Sopra le cappelle si ammira un fregio continuativo a teloni ad olio con episodi della storia o leggenda dei Carmelitani. La navata era decorata già dalla metà del XIV secolo con affreschi di Stefano dell’Arzere e Dario Varotari che furono però scialbati nel ‘700; ne permangono esempi solo nella prima cappella a sinistra, quella dei Lanari, ma recenti restauri hanno riportato alla luce tondi affrescati di stile rinascimentale che rappresentano alcuni Profeti e Sibille.
Sopra la porta principale una bella Annunciazione del Varotari.
Il pavimento è in marmi policromi.
Nella campata sottostante la cupola ammiriamo due cantorie lignee gemelle risalenti al XVIII secolo; quella di destra ospita un organo costruito nel 1877.
Il Presbiterio
Il presbiterio è sollevato di due gradini rispetto alla navata; sull’altare maggiore, in una ricca cornice dorata, l’immagine della Madonna dei Lumini; nel paliotto un bassorilievo settecentesco che raffigura l’Ultima Cena.
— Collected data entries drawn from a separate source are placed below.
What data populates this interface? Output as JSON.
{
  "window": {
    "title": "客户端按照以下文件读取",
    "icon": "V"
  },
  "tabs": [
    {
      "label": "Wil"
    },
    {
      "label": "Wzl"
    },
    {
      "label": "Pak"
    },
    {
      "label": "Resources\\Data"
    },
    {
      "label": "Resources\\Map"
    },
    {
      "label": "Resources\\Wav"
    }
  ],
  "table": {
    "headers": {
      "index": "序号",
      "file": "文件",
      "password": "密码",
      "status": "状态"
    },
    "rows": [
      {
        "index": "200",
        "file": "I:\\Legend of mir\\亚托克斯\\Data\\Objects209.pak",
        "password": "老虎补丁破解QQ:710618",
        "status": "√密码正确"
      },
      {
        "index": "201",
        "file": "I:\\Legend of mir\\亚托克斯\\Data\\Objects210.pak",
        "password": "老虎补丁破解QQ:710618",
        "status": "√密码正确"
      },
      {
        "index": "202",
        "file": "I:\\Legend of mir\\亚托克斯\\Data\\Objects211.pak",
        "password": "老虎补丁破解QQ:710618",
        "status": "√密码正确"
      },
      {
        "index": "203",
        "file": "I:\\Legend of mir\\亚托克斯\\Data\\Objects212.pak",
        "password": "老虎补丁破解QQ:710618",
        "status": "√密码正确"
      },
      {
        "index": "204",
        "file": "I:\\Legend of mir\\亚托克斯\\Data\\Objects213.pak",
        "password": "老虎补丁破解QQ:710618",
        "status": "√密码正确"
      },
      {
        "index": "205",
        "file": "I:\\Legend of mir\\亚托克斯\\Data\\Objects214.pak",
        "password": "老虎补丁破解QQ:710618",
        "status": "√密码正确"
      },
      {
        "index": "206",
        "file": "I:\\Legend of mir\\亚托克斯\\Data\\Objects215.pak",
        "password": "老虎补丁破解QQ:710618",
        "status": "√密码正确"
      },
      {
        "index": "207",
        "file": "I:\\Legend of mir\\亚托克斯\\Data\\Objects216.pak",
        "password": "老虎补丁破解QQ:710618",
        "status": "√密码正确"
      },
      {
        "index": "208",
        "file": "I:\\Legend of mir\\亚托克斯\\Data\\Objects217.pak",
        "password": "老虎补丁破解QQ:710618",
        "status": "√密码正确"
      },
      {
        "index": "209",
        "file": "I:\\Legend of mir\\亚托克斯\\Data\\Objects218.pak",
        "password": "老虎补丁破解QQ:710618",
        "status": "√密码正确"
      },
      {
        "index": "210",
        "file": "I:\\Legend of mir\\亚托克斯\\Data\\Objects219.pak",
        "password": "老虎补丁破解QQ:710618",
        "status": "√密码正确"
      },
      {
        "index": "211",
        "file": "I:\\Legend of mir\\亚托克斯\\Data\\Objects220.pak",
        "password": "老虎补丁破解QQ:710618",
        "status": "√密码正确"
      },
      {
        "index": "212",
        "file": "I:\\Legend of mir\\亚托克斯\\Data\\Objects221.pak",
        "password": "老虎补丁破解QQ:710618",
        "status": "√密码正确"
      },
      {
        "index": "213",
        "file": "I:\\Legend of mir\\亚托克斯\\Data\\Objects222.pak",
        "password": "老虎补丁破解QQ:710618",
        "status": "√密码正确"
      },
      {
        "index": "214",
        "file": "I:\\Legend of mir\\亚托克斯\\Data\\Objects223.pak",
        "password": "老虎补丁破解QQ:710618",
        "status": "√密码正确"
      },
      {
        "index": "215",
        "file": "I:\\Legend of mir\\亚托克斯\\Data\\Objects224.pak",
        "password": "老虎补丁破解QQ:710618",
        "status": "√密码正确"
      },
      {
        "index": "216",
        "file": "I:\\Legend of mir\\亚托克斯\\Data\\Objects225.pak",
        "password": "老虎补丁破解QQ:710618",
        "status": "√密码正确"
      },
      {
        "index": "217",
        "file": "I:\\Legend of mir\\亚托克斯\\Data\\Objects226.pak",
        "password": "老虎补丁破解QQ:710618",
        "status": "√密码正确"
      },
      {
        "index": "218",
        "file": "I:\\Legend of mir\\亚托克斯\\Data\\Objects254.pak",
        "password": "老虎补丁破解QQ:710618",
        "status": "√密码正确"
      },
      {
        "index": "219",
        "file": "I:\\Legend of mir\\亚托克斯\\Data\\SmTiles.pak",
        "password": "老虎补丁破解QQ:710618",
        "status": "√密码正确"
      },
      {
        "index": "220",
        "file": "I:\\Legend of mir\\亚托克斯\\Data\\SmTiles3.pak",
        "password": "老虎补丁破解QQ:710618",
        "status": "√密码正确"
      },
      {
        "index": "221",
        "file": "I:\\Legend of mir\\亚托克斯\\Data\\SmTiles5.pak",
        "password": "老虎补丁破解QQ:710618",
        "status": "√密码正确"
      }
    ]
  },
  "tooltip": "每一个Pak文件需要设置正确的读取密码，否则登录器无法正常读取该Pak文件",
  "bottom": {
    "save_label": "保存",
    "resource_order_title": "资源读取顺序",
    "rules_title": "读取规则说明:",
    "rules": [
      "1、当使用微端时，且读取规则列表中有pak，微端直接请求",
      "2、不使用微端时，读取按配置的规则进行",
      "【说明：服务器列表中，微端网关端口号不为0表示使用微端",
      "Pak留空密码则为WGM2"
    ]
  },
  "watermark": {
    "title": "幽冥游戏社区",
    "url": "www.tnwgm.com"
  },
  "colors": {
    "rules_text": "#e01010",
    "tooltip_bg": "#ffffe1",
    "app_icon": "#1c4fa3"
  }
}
Sul lato est del presbiterio si aprono due semplici portali, attualmente chiusi da porte a vetri, che immettono alla sacrestia, probabilmente superstiti alla rovina della chiesa quattrocentesca.
La sacrestia, distrutta dal terremoto come si è detto, è stata restaurata intorno al 1504 su progetto di Giovanni da Bologna e presenta forme già rinascimentali, con una deliziosa piccola cappella.
Le cappelle absidali, anch’esse funerarie, sono ancora quelle trecentesche, superstiti al crollo del tetto, ridecorate nella seconda metà del 600. Quella sul lato ovest è dedicata a S. Maria Maddalena dè Pazzi e presenta affreschi allegorici nella volta; quella sul lato est, sotto il campanile, pur essendo intitolata al Beato Franco da Siena, ospita attualmente le spoglie di Santa Libera. Gli affreschi sulla volta, forse di Zanella, sono stati danneggiati dai fori aperti sulla volta stessa per consentire il passaggio alle corde delle campane – così almeno li ha trovati Gasparotto negli anni ‘50; non è stato possibile verificare se nel frattempo siano stati oggetto di restauro.
Ora la grande chiesa è spesso vuota, salvo per qualche suorina biancovestita che delicatamente si prende cura degli arredi ed allestisce gli altari per le celebrazioni; la navata odorosa di incenso risuona dei passi dei visitatori e dei ricordi di tanti secoli di storia.